I really didn't need to hear the 'you should get your license' chat today. But he didn't know that and he was just trying to help. I know it. Sigh. 


I am very emotional right now. Oh who am I kidding? I'm emotional all the time. 


I keep thinking about my ex boyfriend. I cringe even writing that sentence. I want so desperately to not remember all the wonderful reasons I loved him. It feels like it would be easier if I could only remember why it's over. I logically know that there's no time limit to dealing with loss. In fact, I said that to someone else today but when it comes to me...I just want to let my heart win. 

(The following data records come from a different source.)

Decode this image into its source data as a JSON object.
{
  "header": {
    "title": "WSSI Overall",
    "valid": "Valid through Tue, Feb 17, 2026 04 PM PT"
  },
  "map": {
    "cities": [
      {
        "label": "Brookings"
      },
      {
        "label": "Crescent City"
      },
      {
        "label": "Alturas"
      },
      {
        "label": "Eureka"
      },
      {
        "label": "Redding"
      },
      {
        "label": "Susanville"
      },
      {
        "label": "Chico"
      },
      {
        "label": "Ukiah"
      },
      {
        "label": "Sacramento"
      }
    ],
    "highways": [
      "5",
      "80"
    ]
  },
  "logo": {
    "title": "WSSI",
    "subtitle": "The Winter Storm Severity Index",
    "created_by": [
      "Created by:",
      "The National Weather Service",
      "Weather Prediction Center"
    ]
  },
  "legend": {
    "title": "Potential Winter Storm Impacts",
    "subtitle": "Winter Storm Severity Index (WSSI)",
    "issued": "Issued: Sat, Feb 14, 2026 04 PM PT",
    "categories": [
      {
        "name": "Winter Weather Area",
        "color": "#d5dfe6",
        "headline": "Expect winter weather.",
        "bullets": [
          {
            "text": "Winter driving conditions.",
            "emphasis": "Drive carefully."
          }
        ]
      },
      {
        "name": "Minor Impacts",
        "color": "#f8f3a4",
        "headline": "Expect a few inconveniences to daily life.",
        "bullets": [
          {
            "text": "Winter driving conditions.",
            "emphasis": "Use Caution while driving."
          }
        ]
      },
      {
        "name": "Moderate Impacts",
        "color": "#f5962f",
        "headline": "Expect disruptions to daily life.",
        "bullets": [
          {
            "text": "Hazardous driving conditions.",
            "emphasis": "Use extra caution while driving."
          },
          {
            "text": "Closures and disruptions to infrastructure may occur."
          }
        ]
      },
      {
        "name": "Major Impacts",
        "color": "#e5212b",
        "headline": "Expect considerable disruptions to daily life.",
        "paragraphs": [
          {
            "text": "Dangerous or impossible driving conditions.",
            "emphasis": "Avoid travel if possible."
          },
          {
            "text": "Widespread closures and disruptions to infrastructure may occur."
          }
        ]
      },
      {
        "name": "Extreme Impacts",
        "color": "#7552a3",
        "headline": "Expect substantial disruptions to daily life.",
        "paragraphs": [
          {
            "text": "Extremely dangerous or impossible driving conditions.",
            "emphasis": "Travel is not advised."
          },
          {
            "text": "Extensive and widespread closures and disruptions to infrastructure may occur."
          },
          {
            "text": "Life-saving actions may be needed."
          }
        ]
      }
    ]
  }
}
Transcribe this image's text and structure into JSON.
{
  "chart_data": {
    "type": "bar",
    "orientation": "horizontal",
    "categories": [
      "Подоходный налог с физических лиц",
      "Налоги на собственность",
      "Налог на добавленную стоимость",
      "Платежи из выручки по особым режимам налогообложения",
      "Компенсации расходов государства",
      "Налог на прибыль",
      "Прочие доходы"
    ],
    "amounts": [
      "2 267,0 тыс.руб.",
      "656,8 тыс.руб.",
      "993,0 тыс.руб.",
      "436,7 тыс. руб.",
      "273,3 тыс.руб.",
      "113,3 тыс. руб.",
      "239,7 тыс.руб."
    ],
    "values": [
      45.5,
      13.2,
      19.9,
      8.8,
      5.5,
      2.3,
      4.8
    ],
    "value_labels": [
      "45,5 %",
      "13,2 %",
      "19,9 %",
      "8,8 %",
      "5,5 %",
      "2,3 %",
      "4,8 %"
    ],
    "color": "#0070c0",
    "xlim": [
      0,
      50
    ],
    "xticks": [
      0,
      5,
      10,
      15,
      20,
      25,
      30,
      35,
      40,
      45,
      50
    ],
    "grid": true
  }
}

Did I mention I was fat? So do something about it, right? Yeah, it's just that I don't care. I know it's not a good thing for me to be overweight. I understand the health risks, the fact that even my genes are against me on this and yes, I understand that pizza is not a good thing to have for dinner as often as I do. Does that change the fact that there's a pint of Peanut Butter Pie ice cream sitting next to me? No. Because even though I know it's bad, I don't care that it is. See? Crazy. 


I feel sad too. And exhausted . Because of my job, I have to wear a certain amount of retail face and my god, sometimes it's just so...much. I don't want to go out or talk to people or even function most of the time. But I HAVE to. 


I feel that I'm thisclose to falling into the darkness that I've been teetering on for the last....I don't even know how long I've felt this way. I can't remember when I didn't. 

Friday, February 14, 2014

Somewhere Out There

I make this list every once in awhile.

last year's list



Dear Right Man for Me,

Please don't live with your parents. I didn't use to think this was going to be an issue until I dated a guy that lived in his parent's basement. There were issues.

Also, please don't still live with your ex as 'just friends'. It doesn't matter how many times you tell me there's nothing going on...it's weird.

Can you not have any venereal diseases? That would be great, thanks.

Please don't sleep with someone else when we're together. Just tell me if you don't want me anymore. It will suck, not gonna lie, but I promise-it is SO much better than you lying.

Also, don't be an angerball ok? I like smiling and laughing and stuff and I'd like to be able to do that with you.

Before you decide you want to be a regular part of my life, can you make sure that your feelings match mine? I wouldn't want you to waste our time if you 'weren't quite sure' or worse, still holding feelings for someone else. Be just mine.

It would be great if you weren't married. Being the 'other woman' doesn't do it for me.

Please be kind, sensitive, honest, gentle but strong, fun, smart and open minded. Be able to communicate and compromise.

You should probably like cats.

I have some shit to work out still so I'm not quite ready for you. Don't be too concerned though-we'll meet when it's the right time. I just know it.

Sincerely and lovingly,
Me


This year's list was a lot shorter. These are the lessons I've learned, the lessons I don't need to live again. Every time it's not right, it helps me learn more about what will be.
Just, seriously. God, Universe, Buddha, whatever....I'm done ok? I've learned enough.